TL;DR
I propose a different solution. Guilds are community centers whose purpose is to educate members on how to be better project contributors. Funding is only given to projects and developing members’ skills.
Thank you for putting in the time to research and post about this topic. The public good analogy seems like a real stretch. I’ve never heard of someone calling a guild a public good. Is that actually happening? Even if that term is being used, it doesn’t mean we would have to operate in the same way and tax members, ask for donations, or have volunteers. This just doesn’t seem like a strong or applicable argument to me.
Pushing that to the side, I see this problem and solution in a different way. I’m going to take points from “public good” and “professional association”.
Guilds are not public goods because…
They don’t really operate or communicate between each other in a way that benefits the entire DAO like an interstate highway would—at least not in a way that is measurable or large-scale enough to fund, like an “infrastructure bill” in the U.S.
A professional association is…
A group of professionals in the same field of practice who choose to share knowledge and resources.
Those two statements are directly related. And the real problem in my opinion is that guilds do not do these things and they should. Guilds “do not operate or communicate with each other.” And we are not a “group of professionals that share knowledge and resources.” I’ve said this in the last two coordinape surveys. To me, it feels like we have created an environment where we all operate independently from each other instead of working together. Someone literally told me that their role is to develop people in the guild, not the DAO, so they didn’t see a need to promote resources to the DAO. Well, the two groups need each other to survive. So we should always have the two in mind. And whenever two teams want to work together, it’s “How are you going to pay me?”. If instead, we had an environment where we all worked together towards a single goal and were rewarded when that goal was met, we wouldn’t be nickel and diming each other for BANK any time someone did a minor task. And we wouldn’t be gating resources to only active members of a certain guild.
It’s not obvious to me that your proposed funding model will help us all work together or share knowledge and resources. If I was to offer a solution that could potentially create that…and I haven’t spent days thinking about this so it might be a terrible idea…it would be something like this…
- Guilds operate like clubhouses. They are just a place where people hang out with individuals with shared interests.

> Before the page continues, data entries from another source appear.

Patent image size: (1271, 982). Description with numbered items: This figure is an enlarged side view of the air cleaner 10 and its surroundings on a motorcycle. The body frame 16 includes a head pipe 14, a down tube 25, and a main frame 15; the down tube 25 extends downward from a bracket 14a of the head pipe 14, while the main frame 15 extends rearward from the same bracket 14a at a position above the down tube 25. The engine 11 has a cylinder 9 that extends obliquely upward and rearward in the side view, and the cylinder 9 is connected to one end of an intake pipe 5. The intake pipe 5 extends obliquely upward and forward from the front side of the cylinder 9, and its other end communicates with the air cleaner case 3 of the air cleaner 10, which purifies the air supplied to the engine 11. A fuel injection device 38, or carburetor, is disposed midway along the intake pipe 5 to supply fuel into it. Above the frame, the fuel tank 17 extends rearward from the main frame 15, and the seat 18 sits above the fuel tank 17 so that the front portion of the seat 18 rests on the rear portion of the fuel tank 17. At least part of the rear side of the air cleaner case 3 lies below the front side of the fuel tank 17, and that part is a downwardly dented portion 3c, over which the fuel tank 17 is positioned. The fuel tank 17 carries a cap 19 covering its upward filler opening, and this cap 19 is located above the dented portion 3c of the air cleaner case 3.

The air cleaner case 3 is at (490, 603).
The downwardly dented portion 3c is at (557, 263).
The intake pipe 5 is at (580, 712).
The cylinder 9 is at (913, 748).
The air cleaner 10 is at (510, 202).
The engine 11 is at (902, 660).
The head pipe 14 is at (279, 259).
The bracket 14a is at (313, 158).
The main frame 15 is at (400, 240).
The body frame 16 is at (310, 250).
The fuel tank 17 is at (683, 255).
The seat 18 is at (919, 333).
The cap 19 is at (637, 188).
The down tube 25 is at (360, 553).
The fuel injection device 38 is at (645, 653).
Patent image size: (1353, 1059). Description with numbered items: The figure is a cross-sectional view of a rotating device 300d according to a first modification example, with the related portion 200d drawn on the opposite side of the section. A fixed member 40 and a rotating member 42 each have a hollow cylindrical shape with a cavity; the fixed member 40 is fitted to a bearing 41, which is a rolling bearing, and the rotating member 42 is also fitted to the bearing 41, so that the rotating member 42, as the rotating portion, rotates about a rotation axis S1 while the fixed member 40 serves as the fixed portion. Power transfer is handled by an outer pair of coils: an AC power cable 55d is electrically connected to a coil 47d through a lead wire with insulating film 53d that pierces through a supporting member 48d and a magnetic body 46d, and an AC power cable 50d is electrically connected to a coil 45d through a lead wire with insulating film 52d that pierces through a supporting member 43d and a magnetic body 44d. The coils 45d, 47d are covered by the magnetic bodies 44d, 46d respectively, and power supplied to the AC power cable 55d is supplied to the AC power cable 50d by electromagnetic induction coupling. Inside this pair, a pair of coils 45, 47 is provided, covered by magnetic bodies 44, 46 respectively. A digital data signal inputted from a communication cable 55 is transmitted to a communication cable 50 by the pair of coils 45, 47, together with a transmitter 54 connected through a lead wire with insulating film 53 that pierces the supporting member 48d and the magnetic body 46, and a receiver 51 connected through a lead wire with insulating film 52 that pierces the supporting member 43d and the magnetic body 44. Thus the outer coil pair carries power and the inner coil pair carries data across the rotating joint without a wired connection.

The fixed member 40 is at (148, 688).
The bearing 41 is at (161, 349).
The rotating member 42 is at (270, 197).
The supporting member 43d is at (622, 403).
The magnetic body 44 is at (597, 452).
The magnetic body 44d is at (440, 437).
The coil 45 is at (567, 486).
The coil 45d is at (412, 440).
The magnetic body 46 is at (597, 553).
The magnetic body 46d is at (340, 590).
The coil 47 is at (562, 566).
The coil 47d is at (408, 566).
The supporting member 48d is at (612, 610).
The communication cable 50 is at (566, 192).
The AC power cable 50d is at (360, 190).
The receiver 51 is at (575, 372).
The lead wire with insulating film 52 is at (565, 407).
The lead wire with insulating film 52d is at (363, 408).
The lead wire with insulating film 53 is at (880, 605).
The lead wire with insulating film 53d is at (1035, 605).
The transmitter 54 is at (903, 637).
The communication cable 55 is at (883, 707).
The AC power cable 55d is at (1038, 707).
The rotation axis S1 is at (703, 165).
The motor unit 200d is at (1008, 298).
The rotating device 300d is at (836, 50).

- Each guild gets a budget, but not for projects. It’s for member development to support stronger project delivery. For education to help guild members learn the skills relevant to that guild. And those learned skills are then used to contribute to paid projects. An example is what design is doing by teaching members how to use different tools. If you want to be a contributor to a project like Bankless Academy, take a blender course from design. Tokenomics can get an education budget for how to create better token-driven systems. Want to help create utility for BANK and drive up the price? Take a course from tokenomics/treasury. Learn about the challenges so you can be better positioned to solve our biggest problems. Writers guild can get a budget for teaching copywriting, and so on. And really, education guild could even be turned into a project that is funded upon successful education of bDAO members on Web3 topics. That’s my guild so I’m sure I’ll get hated on for that statement. But really, guilds can just be individual communities. Not public goods but community centers. DAOlationships could also be the same. Community development and business development for BanklessDAO. Funding comes from successfully creating relationships that strengthen our public image, get us access to grants, paid education opportunities, etc.
- Project proposals can come be born within the walls of the guild, but the Grants Committee is what funds it. And again, the emphasis is not “how will I get paid”. It’s, “How will this advance the DAO”. But ultimately they will get paid if they put together a strong proposal with a strong team.
This makes us all work together because projects pull talent from various guilds (community centers). And because we only get paid from well-put-together projects proposals, we need to work together to get talent from every single guild. By giving guilds an education budget, we develop all bDAO members and build the skills to be able to work on paid projects.
We need to start thinking like an interdependent system. One where we all rely on each other for success. Guilds develop skills that are used to get on paid projects and solve our problems. As you develop skills, you can get paid to transfer those skills to help level up other members to get on paid projects to solve problems and on and on and on.